We know how to get the total amount spent by each person each year when grouping by year
and name
, from the second query we looked at. In our percentage calculation, this will be the numerator, and the denominator will be the sum of all those amounts, across the year we are looking at. To achieve this sum of sums, so to speak, we can use the OVER
clause. With it, we can calculate the two values we need like this:
SELECT year,
name,
SUM(amount) AS numerator,
SUM(SUM(amount))
OVER (PARTITION BY year) AS denominator
FROM purchases
GROUP BY year, name;
This gives us:
year | name | numerator | denominator |
---|---|---|---|
2015 | Gene | 234.04 | 417.74 |
2015 | Paul | 56.99 | 417.74 |
2015 | Peter | 126.71 | 417.74 |
2016 | Ace | 47.67 | 369.86 |
2016 | Gene | 166.30 | 369.86 |
2016 | Paul | 65.99 | 369.86 |
2016 | Peter | 89.90 | 369.86 |
Looking at the nested SUM
calls, we can think of the inner one as being affected by the GROUP BY
clause, calculating the sum for each combination of person and year.
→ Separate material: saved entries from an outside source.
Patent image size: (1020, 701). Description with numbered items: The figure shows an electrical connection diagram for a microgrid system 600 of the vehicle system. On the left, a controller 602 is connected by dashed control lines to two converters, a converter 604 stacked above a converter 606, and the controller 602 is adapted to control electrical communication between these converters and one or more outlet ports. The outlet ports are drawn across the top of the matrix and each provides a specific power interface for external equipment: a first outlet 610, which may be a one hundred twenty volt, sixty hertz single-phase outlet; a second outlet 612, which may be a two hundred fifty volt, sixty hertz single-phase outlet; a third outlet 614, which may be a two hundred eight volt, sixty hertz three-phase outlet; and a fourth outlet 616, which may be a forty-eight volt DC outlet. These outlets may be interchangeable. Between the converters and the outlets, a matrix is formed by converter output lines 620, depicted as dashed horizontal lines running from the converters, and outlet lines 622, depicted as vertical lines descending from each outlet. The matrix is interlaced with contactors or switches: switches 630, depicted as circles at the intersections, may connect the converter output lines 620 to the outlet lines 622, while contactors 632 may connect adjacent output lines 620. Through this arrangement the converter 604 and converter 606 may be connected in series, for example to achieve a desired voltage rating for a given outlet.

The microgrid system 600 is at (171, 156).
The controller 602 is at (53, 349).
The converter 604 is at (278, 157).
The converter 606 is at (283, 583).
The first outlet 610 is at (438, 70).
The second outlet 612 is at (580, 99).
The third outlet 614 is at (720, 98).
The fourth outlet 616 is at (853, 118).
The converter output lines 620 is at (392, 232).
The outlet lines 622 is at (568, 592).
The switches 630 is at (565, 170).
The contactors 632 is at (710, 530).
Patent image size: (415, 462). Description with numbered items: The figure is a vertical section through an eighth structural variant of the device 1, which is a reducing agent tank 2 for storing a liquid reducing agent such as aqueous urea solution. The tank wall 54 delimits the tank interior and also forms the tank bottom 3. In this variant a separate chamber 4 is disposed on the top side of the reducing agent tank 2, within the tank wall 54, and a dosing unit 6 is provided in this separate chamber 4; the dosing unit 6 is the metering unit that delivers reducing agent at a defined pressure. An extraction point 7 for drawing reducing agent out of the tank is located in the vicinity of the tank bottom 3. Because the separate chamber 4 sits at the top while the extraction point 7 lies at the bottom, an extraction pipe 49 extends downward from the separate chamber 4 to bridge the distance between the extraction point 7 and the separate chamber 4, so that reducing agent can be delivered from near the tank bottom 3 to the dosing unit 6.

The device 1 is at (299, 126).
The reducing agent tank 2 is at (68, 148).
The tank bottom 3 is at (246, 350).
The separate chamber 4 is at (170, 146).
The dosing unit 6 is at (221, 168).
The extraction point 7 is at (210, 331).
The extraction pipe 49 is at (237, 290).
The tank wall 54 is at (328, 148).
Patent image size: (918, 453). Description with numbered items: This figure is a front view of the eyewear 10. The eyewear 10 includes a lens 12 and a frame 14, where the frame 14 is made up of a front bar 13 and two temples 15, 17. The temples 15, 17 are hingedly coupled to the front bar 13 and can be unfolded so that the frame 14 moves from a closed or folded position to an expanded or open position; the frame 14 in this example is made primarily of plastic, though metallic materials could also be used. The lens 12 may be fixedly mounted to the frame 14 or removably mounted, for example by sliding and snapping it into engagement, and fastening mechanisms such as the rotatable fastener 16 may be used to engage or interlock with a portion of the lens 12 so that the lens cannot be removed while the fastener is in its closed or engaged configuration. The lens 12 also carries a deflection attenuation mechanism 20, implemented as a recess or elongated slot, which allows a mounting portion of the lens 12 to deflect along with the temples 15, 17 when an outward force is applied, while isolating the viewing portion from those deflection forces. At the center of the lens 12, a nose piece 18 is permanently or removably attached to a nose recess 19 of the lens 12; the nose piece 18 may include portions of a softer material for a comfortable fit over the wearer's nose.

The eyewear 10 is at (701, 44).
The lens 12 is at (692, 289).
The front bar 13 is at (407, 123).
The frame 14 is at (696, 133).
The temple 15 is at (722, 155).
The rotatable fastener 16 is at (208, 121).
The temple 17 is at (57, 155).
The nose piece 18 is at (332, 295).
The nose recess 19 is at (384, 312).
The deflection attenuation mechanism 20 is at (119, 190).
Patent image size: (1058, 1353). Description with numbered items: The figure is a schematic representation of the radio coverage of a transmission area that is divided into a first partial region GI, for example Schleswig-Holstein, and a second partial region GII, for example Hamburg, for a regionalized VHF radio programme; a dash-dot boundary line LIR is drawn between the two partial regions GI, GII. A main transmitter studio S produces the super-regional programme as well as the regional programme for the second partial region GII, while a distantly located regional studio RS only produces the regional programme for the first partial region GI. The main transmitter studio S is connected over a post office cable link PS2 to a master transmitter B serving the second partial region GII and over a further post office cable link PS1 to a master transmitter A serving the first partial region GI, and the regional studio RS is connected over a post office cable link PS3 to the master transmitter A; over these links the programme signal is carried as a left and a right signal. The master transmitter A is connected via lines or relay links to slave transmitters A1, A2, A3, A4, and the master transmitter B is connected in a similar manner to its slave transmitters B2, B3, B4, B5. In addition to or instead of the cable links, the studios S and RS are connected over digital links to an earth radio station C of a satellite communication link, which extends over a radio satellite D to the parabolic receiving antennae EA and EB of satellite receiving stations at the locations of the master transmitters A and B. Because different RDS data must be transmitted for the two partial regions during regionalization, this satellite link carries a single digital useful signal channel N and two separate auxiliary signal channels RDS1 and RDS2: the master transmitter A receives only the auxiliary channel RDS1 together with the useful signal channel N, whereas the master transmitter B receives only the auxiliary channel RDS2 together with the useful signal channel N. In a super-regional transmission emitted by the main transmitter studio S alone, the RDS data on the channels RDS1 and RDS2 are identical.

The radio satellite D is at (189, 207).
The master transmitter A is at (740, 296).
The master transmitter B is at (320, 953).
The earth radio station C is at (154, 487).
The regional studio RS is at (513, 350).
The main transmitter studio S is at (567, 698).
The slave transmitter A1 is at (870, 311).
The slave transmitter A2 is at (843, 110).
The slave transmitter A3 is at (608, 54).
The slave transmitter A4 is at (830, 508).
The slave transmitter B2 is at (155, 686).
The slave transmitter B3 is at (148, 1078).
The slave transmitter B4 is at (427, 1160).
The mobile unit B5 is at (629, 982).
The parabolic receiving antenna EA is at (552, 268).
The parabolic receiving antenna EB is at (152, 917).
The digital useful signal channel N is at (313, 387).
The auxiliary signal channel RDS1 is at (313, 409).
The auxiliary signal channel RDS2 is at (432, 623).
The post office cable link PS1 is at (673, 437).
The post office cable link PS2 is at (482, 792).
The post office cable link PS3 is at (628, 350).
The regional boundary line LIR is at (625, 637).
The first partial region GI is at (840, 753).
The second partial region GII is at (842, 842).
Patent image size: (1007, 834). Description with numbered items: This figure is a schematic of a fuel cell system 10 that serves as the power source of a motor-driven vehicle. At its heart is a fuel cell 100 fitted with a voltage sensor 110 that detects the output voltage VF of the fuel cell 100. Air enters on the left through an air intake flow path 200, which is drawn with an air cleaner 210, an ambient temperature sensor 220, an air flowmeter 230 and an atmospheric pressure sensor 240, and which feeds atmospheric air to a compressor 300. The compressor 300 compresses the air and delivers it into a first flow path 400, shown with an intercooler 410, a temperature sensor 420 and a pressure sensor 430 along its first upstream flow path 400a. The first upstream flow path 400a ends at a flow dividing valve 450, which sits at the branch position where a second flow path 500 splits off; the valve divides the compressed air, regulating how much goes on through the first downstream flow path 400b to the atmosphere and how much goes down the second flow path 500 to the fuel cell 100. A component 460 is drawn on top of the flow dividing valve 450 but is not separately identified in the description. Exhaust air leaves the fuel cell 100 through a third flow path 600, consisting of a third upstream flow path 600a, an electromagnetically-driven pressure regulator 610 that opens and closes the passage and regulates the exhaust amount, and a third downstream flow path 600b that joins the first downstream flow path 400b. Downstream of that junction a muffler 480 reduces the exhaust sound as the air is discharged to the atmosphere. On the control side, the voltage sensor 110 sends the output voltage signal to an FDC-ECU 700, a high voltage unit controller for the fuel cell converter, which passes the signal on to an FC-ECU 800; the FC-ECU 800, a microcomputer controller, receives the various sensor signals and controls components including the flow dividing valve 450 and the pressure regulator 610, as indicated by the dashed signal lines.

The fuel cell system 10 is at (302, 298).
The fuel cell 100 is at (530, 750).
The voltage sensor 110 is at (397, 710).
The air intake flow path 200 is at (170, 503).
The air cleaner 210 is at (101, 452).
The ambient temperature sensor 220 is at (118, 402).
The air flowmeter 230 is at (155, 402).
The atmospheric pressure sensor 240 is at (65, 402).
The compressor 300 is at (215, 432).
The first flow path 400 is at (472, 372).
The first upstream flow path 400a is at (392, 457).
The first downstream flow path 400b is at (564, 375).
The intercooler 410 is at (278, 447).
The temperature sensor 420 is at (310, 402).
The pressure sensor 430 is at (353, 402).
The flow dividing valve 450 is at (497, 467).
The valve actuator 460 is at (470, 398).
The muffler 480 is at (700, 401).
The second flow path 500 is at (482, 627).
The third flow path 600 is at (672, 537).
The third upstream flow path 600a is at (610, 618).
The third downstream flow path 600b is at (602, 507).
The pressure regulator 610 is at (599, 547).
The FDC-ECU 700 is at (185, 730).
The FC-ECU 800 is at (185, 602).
Then, the outer one sums up all the resulting amounts for each year, because only year
is included in the PARTITION BY
condition.
Putting it all together, we can use this query to calculate the percentages we are looking for:
SELECT year,
name,
SUM(amount)
* 100.0
/ SUM(SUM(amount)) OVER (PARTITION BY year)
AS pct_of_spending
FROM purchases
GROUP BY year, name;
The result is:
year | name | pct_of_spending |
---|---|---|
2015 | Gene | 56.0252788816009958 |
2015 | Paul | 13.6424570306889453 |
2015 | Peter | 30.3322640877100589 |
2016 | Ace | 12.8886605742713459 |
2016 | Paul | 17.8418861190720813 |
2016 | Peter | 24.3064943492132158 |
2016 | Gene | 44.9629589574433569 |
A Note on MySQL
When I started writing this post, I was using MySQL, but then I realized that it does not support the OVER
clause. At that point, I switched over to PostgreSQL.
I don’t have any special insight into why MySQL doesn’t support this feature now, but hopefully they implement it in the near future, because it is very useful.